Por Francisco Javier Flórez Bolívar *

El movimiento de los estudiantes, trabajadores y profesores de las universidades publicas colombianas es político se les escucha decir, en tono descalificatorio, a algunos directivos del Sistema Universitario Estatal -SUE-. Lo anuncian como quien tiene un momento de epifanía y pretende ofrecer luz sobre algo que amerita ser aclarado. Lo proclaman como una suerte de revelación de la que los participantes de este legítimo movimiento no estamos conscientes y debemos reconocer. Realmente es una verdad de Perogrullo. ¡Claro que tiene una naturaleza política!
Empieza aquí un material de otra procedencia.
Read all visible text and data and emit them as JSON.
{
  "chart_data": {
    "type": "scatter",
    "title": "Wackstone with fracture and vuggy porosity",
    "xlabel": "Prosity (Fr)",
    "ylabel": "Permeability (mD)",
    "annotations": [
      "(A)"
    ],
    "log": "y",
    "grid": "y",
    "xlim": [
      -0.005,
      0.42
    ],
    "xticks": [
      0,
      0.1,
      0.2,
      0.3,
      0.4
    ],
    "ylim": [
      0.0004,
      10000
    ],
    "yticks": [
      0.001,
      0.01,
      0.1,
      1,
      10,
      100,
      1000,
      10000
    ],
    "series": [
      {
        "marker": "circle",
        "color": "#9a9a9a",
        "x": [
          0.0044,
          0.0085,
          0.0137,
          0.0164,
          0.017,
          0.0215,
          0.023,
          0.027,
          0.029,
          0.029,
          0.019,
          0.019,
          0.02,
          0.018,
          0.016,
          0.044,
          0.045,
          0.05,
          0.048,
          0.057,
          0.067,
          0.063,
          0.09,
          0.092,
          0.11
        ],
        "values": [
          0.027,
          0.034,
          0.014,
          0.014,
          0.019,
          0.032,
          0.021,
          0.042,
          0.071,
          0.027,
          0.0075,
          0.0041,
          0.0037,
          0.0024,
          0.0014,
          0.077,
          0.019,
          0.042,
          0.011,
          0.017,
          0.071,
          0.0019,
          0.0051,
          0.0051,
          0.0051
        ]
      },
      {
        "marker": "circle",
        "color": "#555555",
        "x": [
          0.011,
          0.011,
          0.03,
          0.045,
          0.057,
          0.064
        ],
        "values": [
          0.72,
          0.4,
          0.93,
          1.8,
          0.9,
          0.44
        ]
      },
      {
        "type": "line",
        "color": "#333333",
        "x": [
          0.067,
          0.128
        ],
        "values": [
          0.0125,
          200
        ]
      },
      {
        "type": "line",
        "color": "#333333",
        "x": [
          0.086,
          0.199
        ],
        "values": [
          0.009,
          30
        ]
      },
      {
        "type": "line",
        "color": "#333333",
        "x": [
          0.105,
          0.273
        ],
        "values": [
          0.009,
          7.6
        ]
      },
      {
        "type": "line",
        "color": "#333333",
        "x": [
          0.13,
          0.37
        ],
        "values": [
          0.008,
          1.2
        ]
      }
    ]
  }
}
Y la tiene porque las universidades, en esencia, son un espacio político. Por si no lo recuerdan o prefieren olvidarlo, estimados directivos, las universidades republicanas fueron parte del ritual fundacional de las naciones que surgieron tras la consecución definitiva de la independencia en las primeras décadas del siglo XIX. Las regionales de Tunja, Popayán y Magdalena e Istmo (hoy Universidad de Cartagena), junto a las centrales de Quito, Caracas y Bogotá, fueron creadas por Simón Bolívar y Francisco de Paula Santander con un claro propósito político: formar a los dirigentes de la Nación. Las que surgieron en la segunda mitad del siglo XIX, entre ellas la Universidad  Nacional de Colombia, fueron concebidas por los dirigentes liberales para consolidar su proyecto de formar ciudadanos conscientes y dispuestos a defender los derechos que les garantizaba ser hijos de una república.

El actual movimiento universitario también es de naturaleza política porque, precisamente, buena parte de las universidades han continuado (pese a la antidemocrática visión de algunos directivos) con esa actividad misional de formar ciudadanos. La Universidad de Cartagena, por ejemplo, aparte de formar profesionales “competentes en distintas áreas del conocimiento”, les brinda a sus estudiantes fundamentación para “ejercer una ciudadanía responsable, contribuir con la transformación social, y liderar procesos de desarrollo empresarial, ambiental y cultural en los contextos de su acción institucional”. Esto último, particularmente, es lo que hemos venido realizando estudiantes, profesores y trabajadores universitarios. Hemos ejercido la ciudadanía a través de la organización de asambleas, la opinión, la protesta, las miradas críticas y la búsqueda de mecanismos de diálogo y concertación.

El movimiento universitario tiene una naturaleza política porque, producto también del ejercicio responsable de la ciudadanía, miles de ciudadanos estamos defendiendo un derecho por el que las generaciones que nos precedieron pagaron un alto costo. Conocidos son los esfuerzos que desde finales del siglo XVIII hombres y mujeres hicieron para que se permitiera la formación de sus hijos, sin tener en cuenta cuestiones de raza y clase. Y una vez conseguido ese derecho, varias han sido las disputas para que de manera efectiva se garantice el mismo. Por ejemplo, como lo he mostrado en algunos de mis estudios, en los años diez y veinte del siglo XX, a los hijos de los artesanos o campesinos se les quería hacer creer que solo estaban destinados  a ejercer los oficios de sus padres y no a estudiar profesiones; eso, de manera natural, le correspondía a miembros de las élites. En los años 40 de esa misma centuria, estudiantes de origen afrodescendiente de la Universidad de Cartagena tuvieron que confrontar a profesores que les decían que su destino ineluctable era vender carbón y no estudiar medicina. En los años sesenta y setenta, al calor del mayo del 68, líderes estudiantiles que defendieron el carácter público de la educación tuvieron que lidiar con las torturas, desapariciones y asesinatos.

Varios de los directivos del SUE, en vez de seguir creyendo que están haciendo una gran revelación al decir que el movimiento universitario es de naturaleza política, deben retornar al significado originario de la palabra Universidad. Tal significado, por ningún lado, hace alusión a la imposición de un pensamiento único. Todo lo contrario: evoca universalidad y totalidad, lo cual supone el respeto a las múltiples visiones que defienden los distintos miembros de la comunidad universitaria. En el pasado, la escasa voluntad política para comprender lo que significa la Universidad en su amplia dimensión condujo a la estigmatización de trabajadores, profesores, directivos y estudiantes. En esta oportunidad, en el marco del actual movimiento universitario, es hora de demostrar que, como lo anuncian varias de las misiones y visiones de las universidades públicas del país, están comprometidos, a través de la educación, con la elaboración y re-significación del proyecto de nación.

Fotografía del Claustro de San Agustín, cortesía de Daniel Arrieta Rincón

* Historiador de la Universidad de Cartagena, con Maestría en Historia, Graduate Certicate in Latin American Studies y PH. D en Historia de la Universidad de Pittsburgh.